L’espace Commines, dans le très bobo IIIe arrondissement de Paris, a davantage l’habitude de recevoir salons, expositions ou événements du monde de la mode. Mais ce mardi 10 février, il voyait plutôt défiler cravates bleu foncé, doudounes sans manches et autres vestes de chasse avec col en velours côtelé marron et empiècements aux coudes. Bref, le gratin de la droite parisienne venu écouter sa candidate à la mairie de Paris, Rachida Dati, dérouler son programme.
Après près de vingt-cinq ans de gouvernance de la gauche, la droite mise sur l’envie d’alternance et de renouveau.
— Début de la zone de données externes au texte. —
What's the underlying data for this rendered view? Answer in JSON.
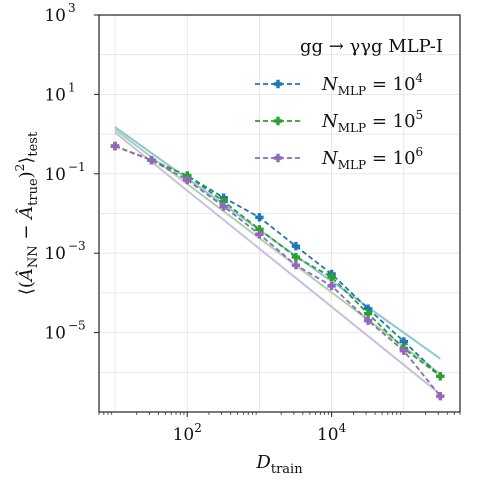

C’est ce que tente de vendre la maire (Les Républicains) du VIIe arrondissement, le sourire aussi large que figé, invoquant les «Parisiennes et Parisiens qui ont envie que ça change». Son équipe ne s’est pas foulée en lui pondant pour slogan, «Changer Paris en mieux» – variation du nom de son groupe d’opposition au conseil de Paris et formule en toute logique préférable à «Changer Paris en pire».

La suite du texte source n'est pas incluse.